Devant une culture sans cœur, qui devient inhumaine, le chrétien apporte, par le Cœur Saint de Jésus, un souffle de renouveau.
Le Sauveur « est en mesure de donner du cœur à cette terre et de réinventer l’amour, là où nous pensons que la capacité d’aimer est définitivement morte » (pape François, ibid. §218). Devant une culture sans cœur, qui devient inhumaine, le chrétien apporte, par le Cœur Saint de Jésus, un souffle de renouveau. Le Cœur humain du Fils, « chef d’œuvre de l’Esprit-Saint », selon la formule de saint Jean-Paul II, prononce l’Amen à l’Amour, fonde la civilisation de la bienveillance, plus forte que tous les égoïsmes et violences qui ruinent le monde.
Le Sacré-Cœur console et fortifie afin d’étendre autour de nous son Royaume amoureux. « De son saint Cœur jaillissent ces fleuves d’eau vive qui guérissent les blessures que nous nous infligeons, qui renforcent notre capacité d’aimer et de servir, qui nous poussent à apprendre à marcher ensemble vers un monde juste, solidaire et fraternel. (pape François, ibid. §220).
Le Saint Esprit éveille chez les fidèles l’esprit de réparation pour le mal, en suivant les traces du Rédempteur, qui porte sur lui le péché du monde pour l’effacer. « Puisque le Seigneur tout-puissant, dans sa liberté divine, a voulu avoir besoin de nous, la réparation se comprend comme une libération des obstacles que nous mettons à l’expansion de son amour dans le monde, par notre manque de confiance, de gratitude et de don de soi » (pape François, ibid. §194).
« J’ai attendu des consolateurs, et je n’en ai pas trouvé » (Psaume 68 21). Jésus a été transpercé à notre place. La blessure, qu’il a fait toucher après Pâques, devient garantie de salut, refuge dans la lutte, source intarissable, exemple intégral. « La blessure visible dévoile la blessure invisible d’amour » (Saint Bonaventure, La Vigne mystique 3, 10). Le Cœur grand ouvert est une épiphanie de la miséricorde.
« Tu as blessé mon cœur » (Cantique 4, 9). Jésus montre à l’Église et à chaque fidèle, comme il le fit avec Thomas, la poitrine ouverte (Bible de Saint Louis, t. 2, f. 79). Ce sacrifice généreux rassure et stimule ; guide notre mission chrétienne et garantit les fruits de nos efforts.

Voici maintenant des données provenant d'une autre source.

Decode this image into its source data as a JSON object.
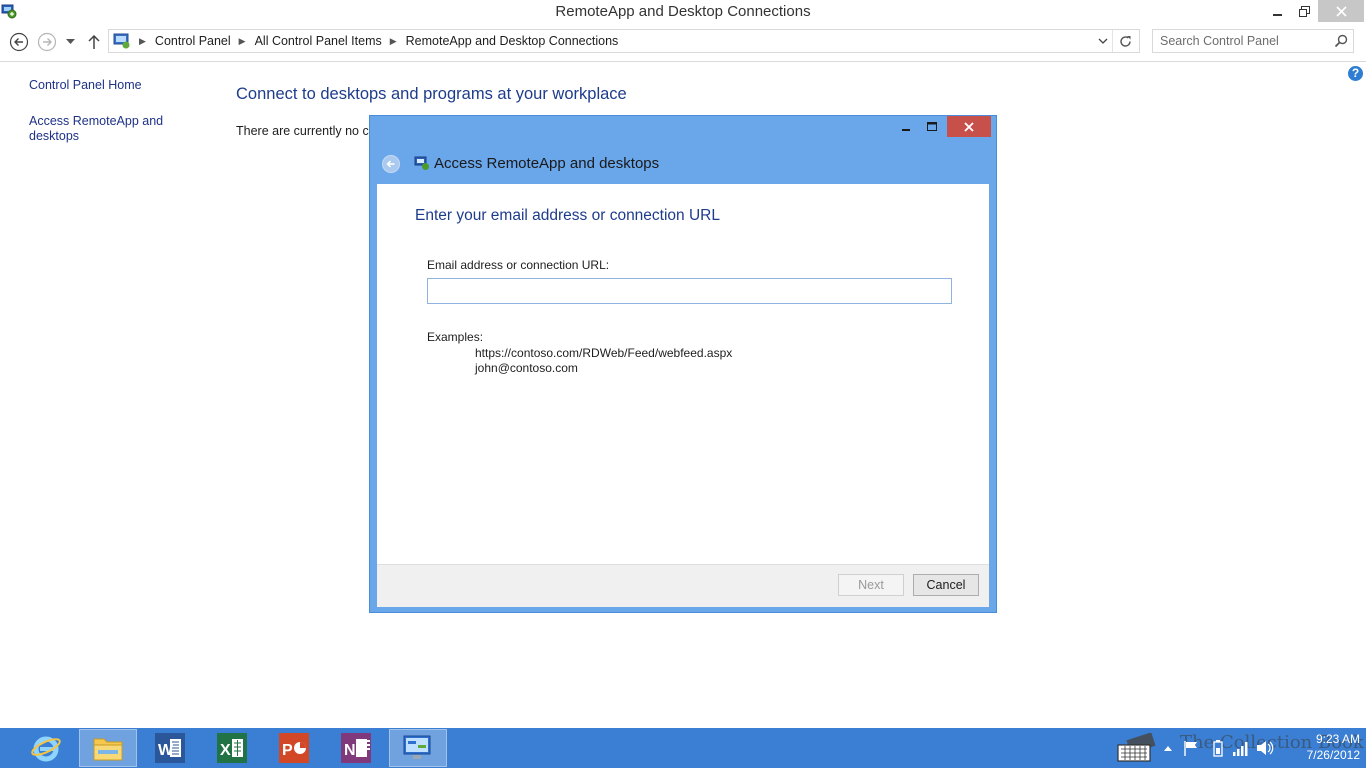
{
  "window": {
    "title": "RemoteApp and Desktop Connections"
  },
  "address_bar": {
    "crumbs": [
      "Control Panel",
      "All Control Panel Items",
      "RemoteApp and Desktop Connections"
    ]
  },
  "search": {
    "placeholder": "Search Control Panel"
  },
  "left_pane": {
    "home_link": "Control Panel Home",
    "access_link_line1": "Access RemoteApp and",
    "access_link_line2": "desktops"
  },
  "main": {
    "heading": "Connect to desktops and programs at your workplace",
    "status_text": "There are currently no co"
  },
  "help": {
    "label": "?"
  },
  "dialog": {
    "title": "Access RemoteApp and desktops",
    "heading": "Enter your email address or connection URL",
    "field_label": "Email address or connection URL:",
    "field_value": "",
    "examples_label": "Examples:",
    "examples": [
      "https://contoso.com/RDWeb/Feed/webfeed.aspx",
      "john@contoso.com"
    ],
    "next_label": "Next",
    "cancel_label": "Cancel"
  },
  "taskbar": {
    "apps": [
      {
        "name": "internet-explorer-icon"
      },
      {
        "name": "file-explorer-icon"
      },
      {
        "name": "word-icon",
        "letter": "W"
      },
      {
        "name": "excel-icon",
        "letter": "X"
      },
      {
        "name": "powerpoint-icon",
        "letter": "P"
      },
      {
        "name": "onenote-icon",
        "letter": "N"
      },
      {
        "name": "control-panel-icon"
      }
    ],
    "clock_time": "9:23 AM",
    "clock_date": "7/26/2012",
    "watermark": "The Collection Book"
  },
  "colors": {
    "accent": "#3a7fd3",
    "dialog_frame": "#6aa6ea",
    "link": "#1e3287",
    "heading": "#1e3c8c",
    "close_button": "#c7504b"
  }
}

La tendresse divine est irrésistible : dans la première manifestation du Sacré-Cœur (1673), la sainte fut invitée à reposer la tête sur la poitrine déchirée, avec la même confiance qu'avait montrée l’aigle des évangélistes (Jean 13, 23). Nous osons le faire aussi, pour éprouver cette proximité intime au quotidien (pape François, ibid. §81), qui nous rapproche de sa miséricorde inépuisable.